Doch es gibt auch andere Meinungen. „Der Saarsport muss auf völlig neue Beine gestellt werden. Die bisherigen Strukturen haben sich nicht bewährt.“ Das sagte – etwas überraschend – ebenfalls Klaus Bouillon. Im gleichen Interview, nur Sekunden später. Alleine die Tatsache, dass sogar die Rechtsaufsicht des LSVS sich offenbar selbst nicht im Klaren darüber ist, was bisher gut oder schlecht war, zeigt, wie viel Arbeit noch zu bewältigen ist.

Spannend dürfte die Frage nach dem kommenden starken Mann an der LSVS-Spitze sein. Spätestens seit Klaus Meiser angekündigt hat, nicht mehr für eine weitere Amtszeit zur Verfügung zu stehen, laufen im Hintergrund die Gespräche über seinen Nachfolger. Schlange stehen müssen potenzielle Bewerber nicht – schließlich dürfte die Führungsarbeit des oder der Neuen von einigen mit Argusaugen beobachtet werden. Heiß gehandelt wird derzeit nach SZ-Informationen Bernd Wegner, der Präsident des Saarländischen Ringer-Verbandes. Der Präsident der Handwerkskammer des Saarlandes gilt als gut vernetzt, sitzt in diversen Verwaltungsräten und ist stellvertretender Fraktionsvorsitzender der CDU im saarländischen Landtag. Ob er das Gesicht für einen Neuanfang beim LSVS sein kann, müssen die Wahlberechtigten auf der LSVS-Mitgliederversammlung entscheiden.

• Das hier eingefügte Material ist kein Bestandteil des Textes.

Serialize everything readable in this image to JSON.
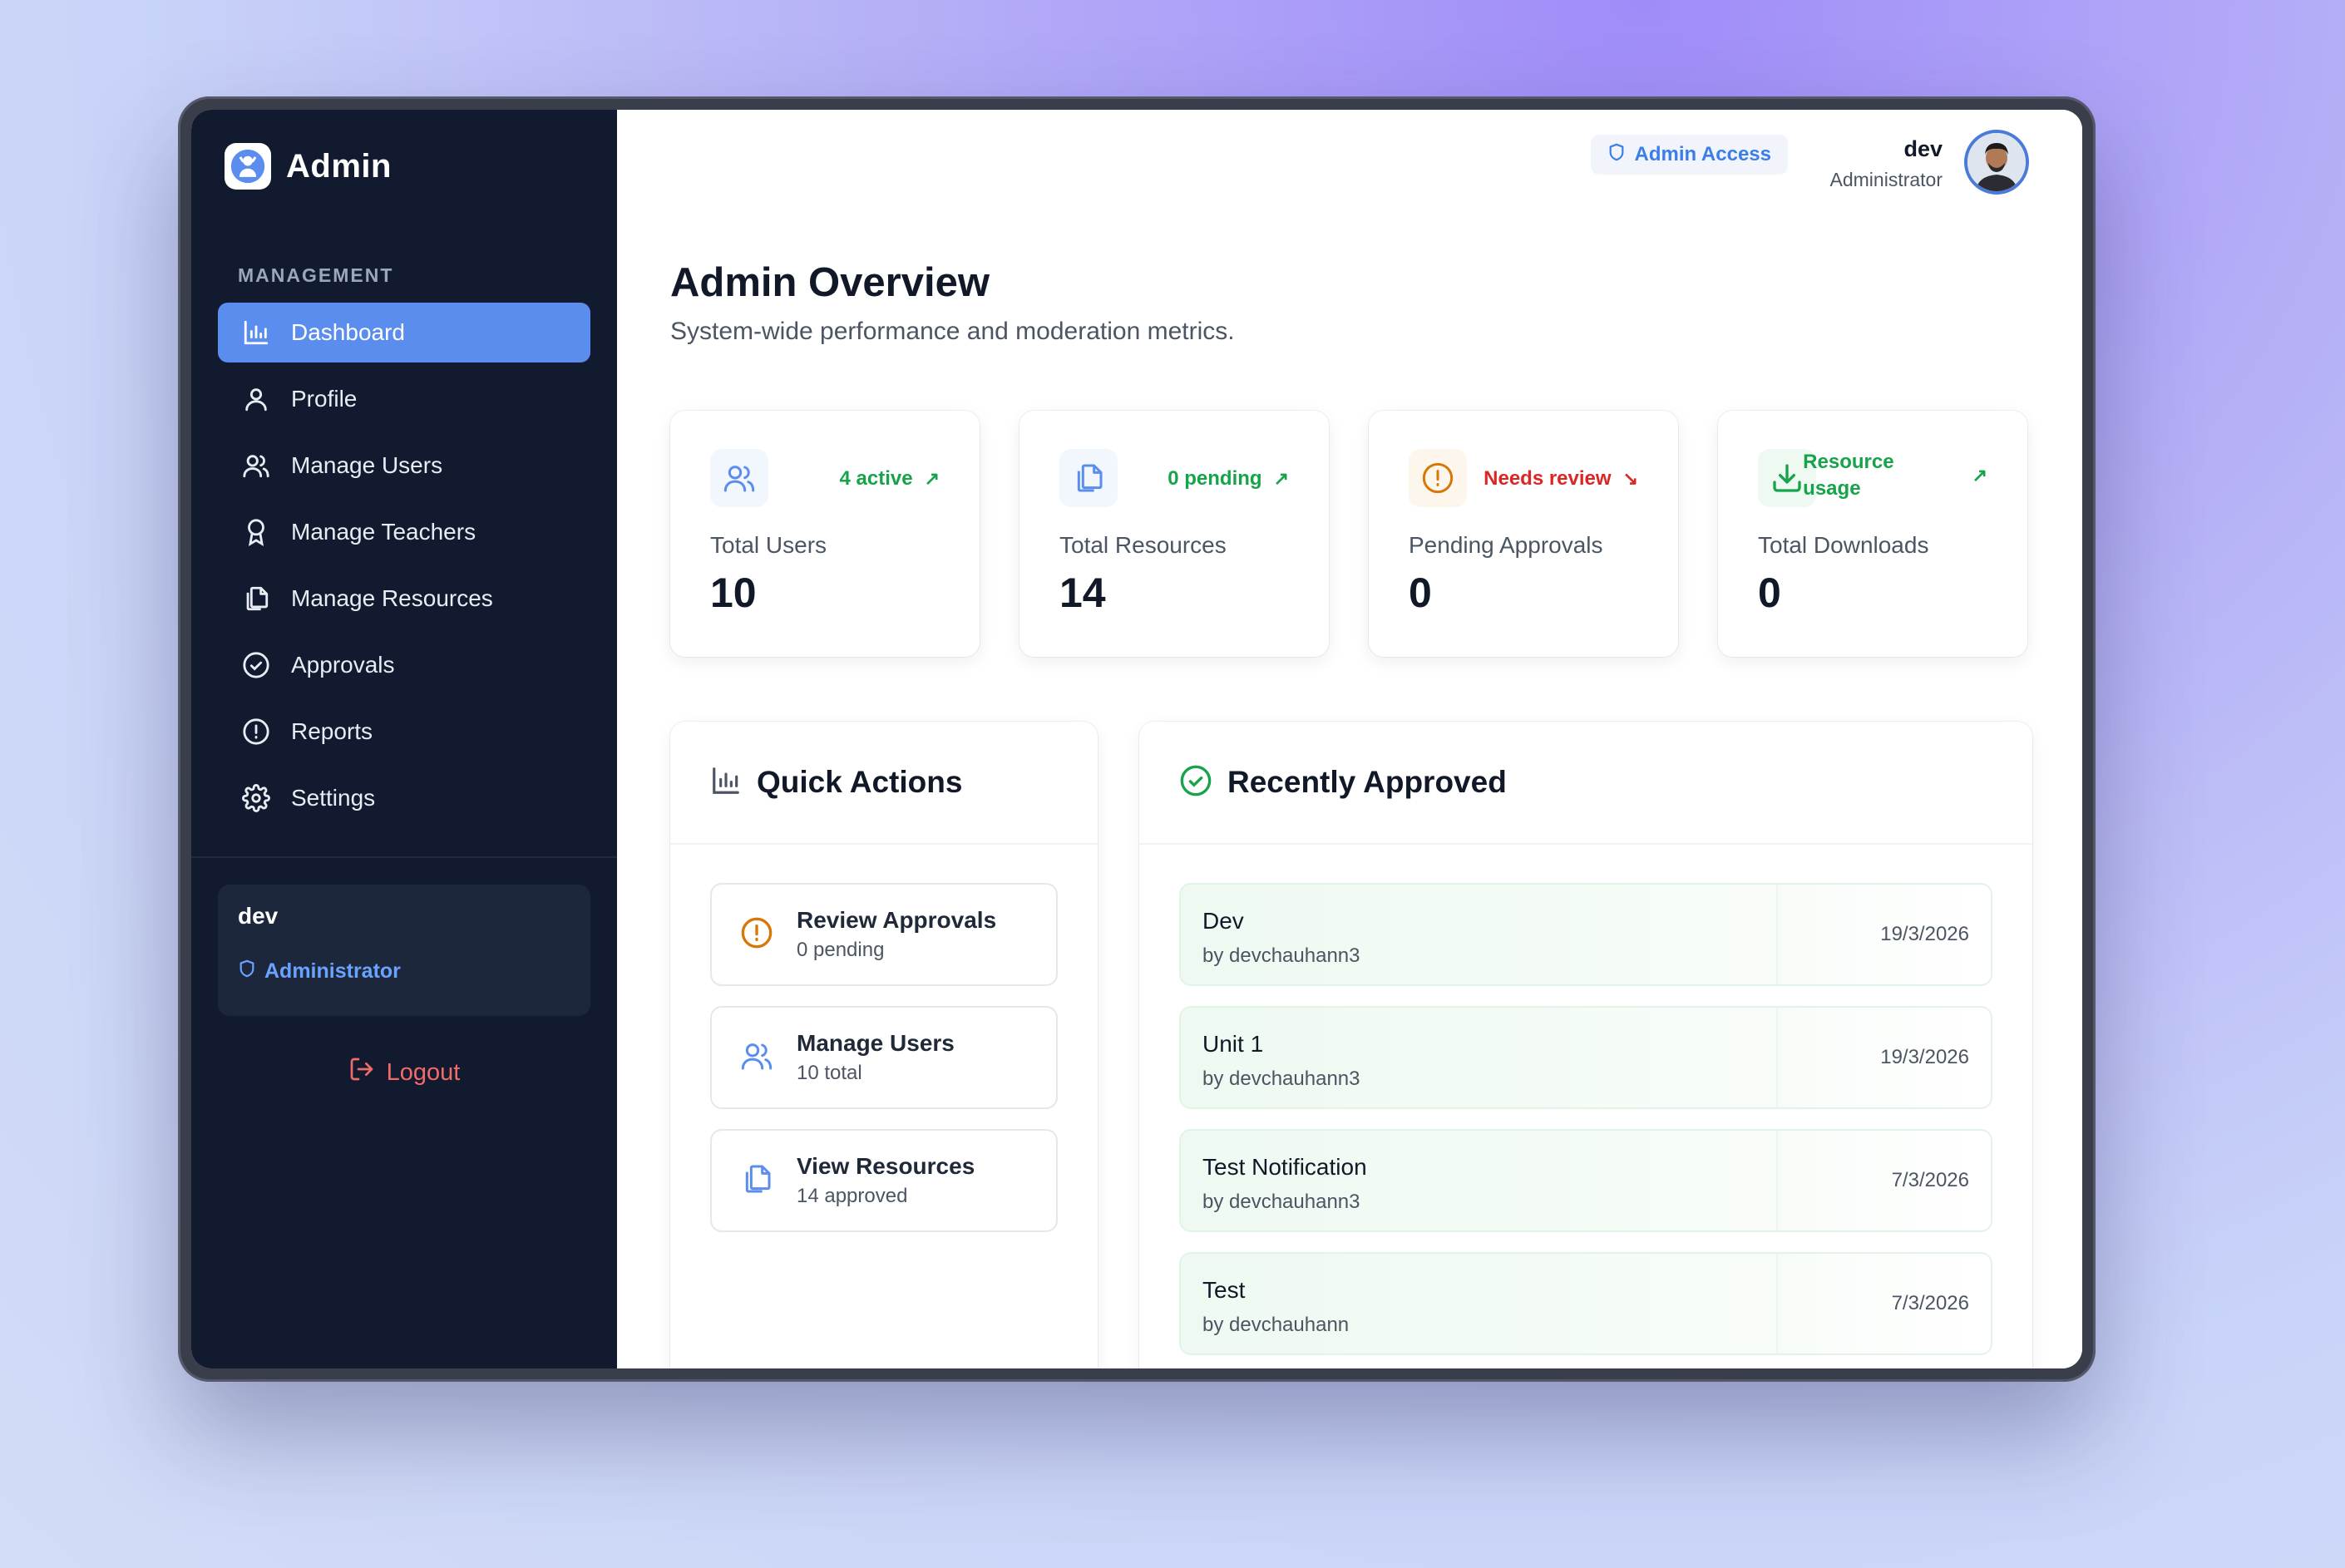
{
  "brand": {
    "title": "Admin"
  },
  "sidebar": {
    "section_label": "MANAGEMENT",
    "items": [
      {
        "label": "Dashboard",
        "icon": "bar-chart-icon",
        "active": true
      },
      {
        "label": "Profile",
        "icon": "user-icon"
      },
      {
        "label": "Manage Users",
        "icon": "users-icon"
      },
      {
        "label": "Manage Teachers",
        "icon": "award-icon"
      },
      {
        "label": "Manage Resources",
        "icon": "files-icon"
      },
      {
        "label": "Approvals",
        "icon": "check-circle-icon"
      },
      {
        "label": "Reports",
        "icon": "alert-circle-icon"
      },
      {
        "label": "Settings",
        "icon": "gear-icon"
      }
    ],
    "user": {
      "name": "dev",
      "role": "Administrator"
    },
    "logout_label": "Logout"
  },
  "header": {
    "admin_access_label": "Admin Access",
    "user_name": "dev",
    "user_role": "Administrator"
  },
  "page": {
    "title": "Admin Overview",
    "subtitle": "System-wide performance and moderation metrics."
  },
  "stats": [
    {
      "label": "Total Users",
      "value": "10",
      "badge": "4 active",
      "badge_color": "#16a34a",
      "icon": "users-icon"
    },
    {
      "label": "Total Resources",
      "value": "14",
      "badge": "0 pending",
      "badge_color": "#16a34a",
      "icon": "files-icon"
    },
    {
      "label": "Pending Approvals",
      "value": "0",
      "badge": "Needs review",
      "badge_color": "#dc2626",
      "icon": "alert-circle-icon"
    },
    {
      "label": "Total Downloads",
      "value": "0",
      "badge_line1": "Resource",
      "badge_line2": "usage",
      "badge_color": "#16a34a",
      "icon": "download-icon"
    }
  ],
  "quick_actions": {
    "title": "Quick Actions",
    "items": [
      {
        "title": "Review Approvals",
        "sub": "0 pending",
        "icon": "alert-circle-icon"
      },
      {
        "title": "Manage Users",
        "sub": "10 total",
        "icon": "users-icon"
      },
      {
        "title": "View Resources",
        "sub": "14 approved",
        "icon": "files-icon"
      }
    ]
  },
  "recently_approved": {
    "title": "Recently Approved",
    "items": [
      {
        "title": "Dev",
        "by": "by devchauhann3",
        "date": "19/3/2026"
      },
      {
        "title": "Unit 1",
        "by": "by devchauhann3",
        "date": "19/3/2026"
      },
      {
        "title": "Test Notification",
        "by": "by devchauhann3",
        "date": "7/3/2026"
      },
      {
        "title": "Test",
        "by": "by devchauhann",
        "date": "7/3/2026"
      }
    ]
  },
  "colors": {
    "sidebar_bg": "#111a2e",
    "accent": "#5b8def",
    "success": "#16a34a",
    "danger": "#dc2626",
    "warning": "#d97706"
  }
}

Auch der Rest des Präsidiums wird sein Gesicht verändern. Der saarländische Handball-Präsident Eugen Roth, 60, hat ja schon vor Wochen seinen Rücktritt erklärt, auch Franz Josef Schumann, der 69 Jahre alte Präsident des Saarländischen Fußball-Verbandes und immerhin LSVS-Vize neben Turner-Präsident Franz Josef Kiefer, tritt nicht mehr an – offiziell aus „Altersgründen“. Viel Bewegung also – und Bewegung soll im Sport ja nichts Schlechtes sein.